In figura 2, possiamo vedere che ben il 22% degli italiani ha dichiarato di provare un certo timore a frequentare ospedali e altre strutture in questi mesi difficili, mentre ben il 41,3% ha detto di provare timore e di frequentarli solo quando è inevitabile.

Appare evidente, dunque, che sebbene i donatori di sangue affiliati alle associazioni sono tra gli individui più informati e consapevoli su regole e precauzioni sul percorso del dono, campagne informative volte a rassicurare il pubblico – specie quello di chi vorrebbe donare per la prima volta – sono quanto mai opportune.

Fig.2 La frequentazione dei luoghi sanitari durante la pandemia

Oltre ai dati che ci riguardano più da vicino perché legati al dono del sangue o ai donatori, sono moltissimi gli spunti di notevole interesse che offre questo studio, che consigliamo di leggere per intero al link che segue:

LEGGI LO STUDIO COMPLETO “GLI ITALIANI E IL COVID-19”

Sono significativi, per esempio i dati sui cambiamenti degli stili di vita, secondo cui il 71% della popolazione ha ridotto spontaneamente qualunque uscita
con altre persone e in una misura pressoché pari, il 69,4%, ha rinunciato a frequentare o a invitare qualunque tipo di persone a casa propria, che il 63,3% evita di prendere qualunque mezzo pubblico e il 59,3% ha ridotto spontaneamente qualunque tipo di viaggio e spostamento.

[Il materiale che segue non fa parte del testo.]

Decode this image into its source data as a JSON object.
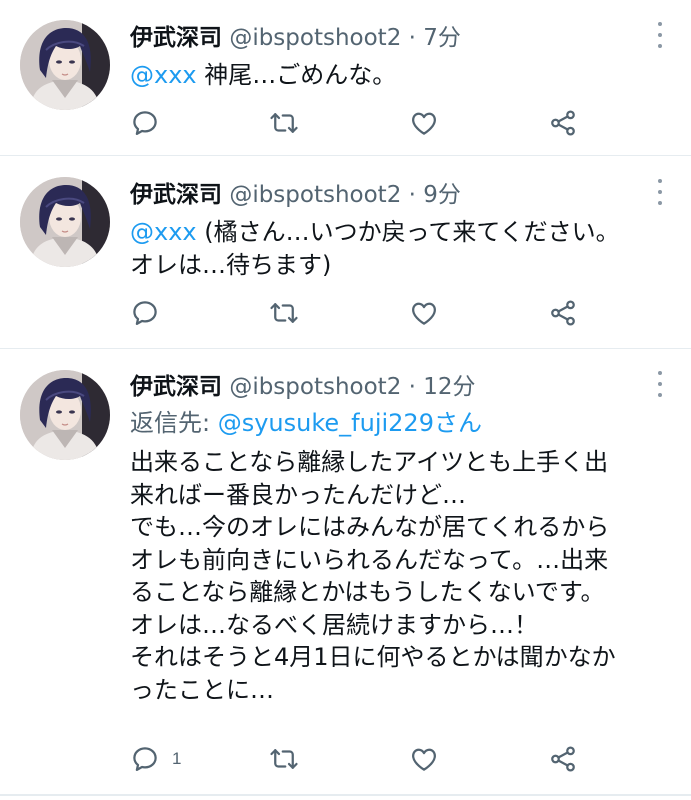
{
  "tweets": [
    {
      "name": "伊武深司",
      "handle": "@ibspotshoot2",
      "sep": "·",
      "time": "7分",
      "mention": "@xxx",
      "text": " 神尾…ごめんな。",
      "reply_count": ""
    },
    {
      "name": "伊武深司",
      "handle": "@ibspotshoot2",
      "sep": "·",
      "time": "9分",
      "mention": "@xxx",
      "text": " (橘さん…いつか戻って来てください。\nオレは…待ちます)",
      "reply_count": ""
    },
    {
      "name": "伊武深司",
      "handle": "@ibspotshoot2",
      "sep": "·",
      "time": "12分",
      "reply_prefix": "返信先: ",
      "reply_target": "@syusuke_fuji229さん",
      "text": "出来ることなら離縁したアイツとも上手く出\n来ればー番良かったんだけど…\nでも…今のオレにはみんなが居てくれるから\nオレも前向きにいられるんだなって。…出来\nることなら離縁とかはもうしたくないです。\nオレは…なるべく居続けますから…！\nそれはそうと4月1日に何やるとかは聞かなか\nったことに…",
      "reply_count": "1"
    }
  ],
  "icons": [
    "reply-icon",
    "retweet-icon",
    "like-icon",
    "share-icon",
    "more-icon",
    "avatar"
  ],
  "colors": {
    "mention": "#1d9bf0",
    "meta": "#536471",
    "icon": "#536471",
    "divider": "#e6ecf0"
  }
}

Reazioni che motivano, per esempio, il forte grado di stress a cui è sottoposta la popolazione, in particolare quella compresa nella fascia tra 18 e 25 anni: “gli accenni (o sintomi) di depressioni erano citati dal 16,5% della popolazione, ma fra i più giovani si sale al 34,7%, quindi più del doppio. È un dato estremamente preoccupante. Per altro, è confermato da un’altra differenza che si riscontra nel numero proporzionale di persone che avverte disagi psicologici: è il 27,1% nella media della popolazione, arriva al 40,2%, quasi il doppio, fra i giovani”.

Molto interessante, infine, è il dato sulla fiducia nei vaccini che nutrono i nostri concittadini.

In figura 3, possiamo vedere infatti che ben il 73,3% degli italiani ha dato una risposta di assoluta fiducia, mentre solo il 25% è recalcitrante.

Fig.3 La fiducia nei vaccini da parte degli italiani

Per questi ultimi, sarà dunque importante arrivare al più presto a terapie di supporto al vaccino che possano aiutare la salute pubblica, come plasma da pazienti vaccinati, immunoglobuline specifiche e monoclonali, per metterci definitivamente alle spalle questi mesi complicati.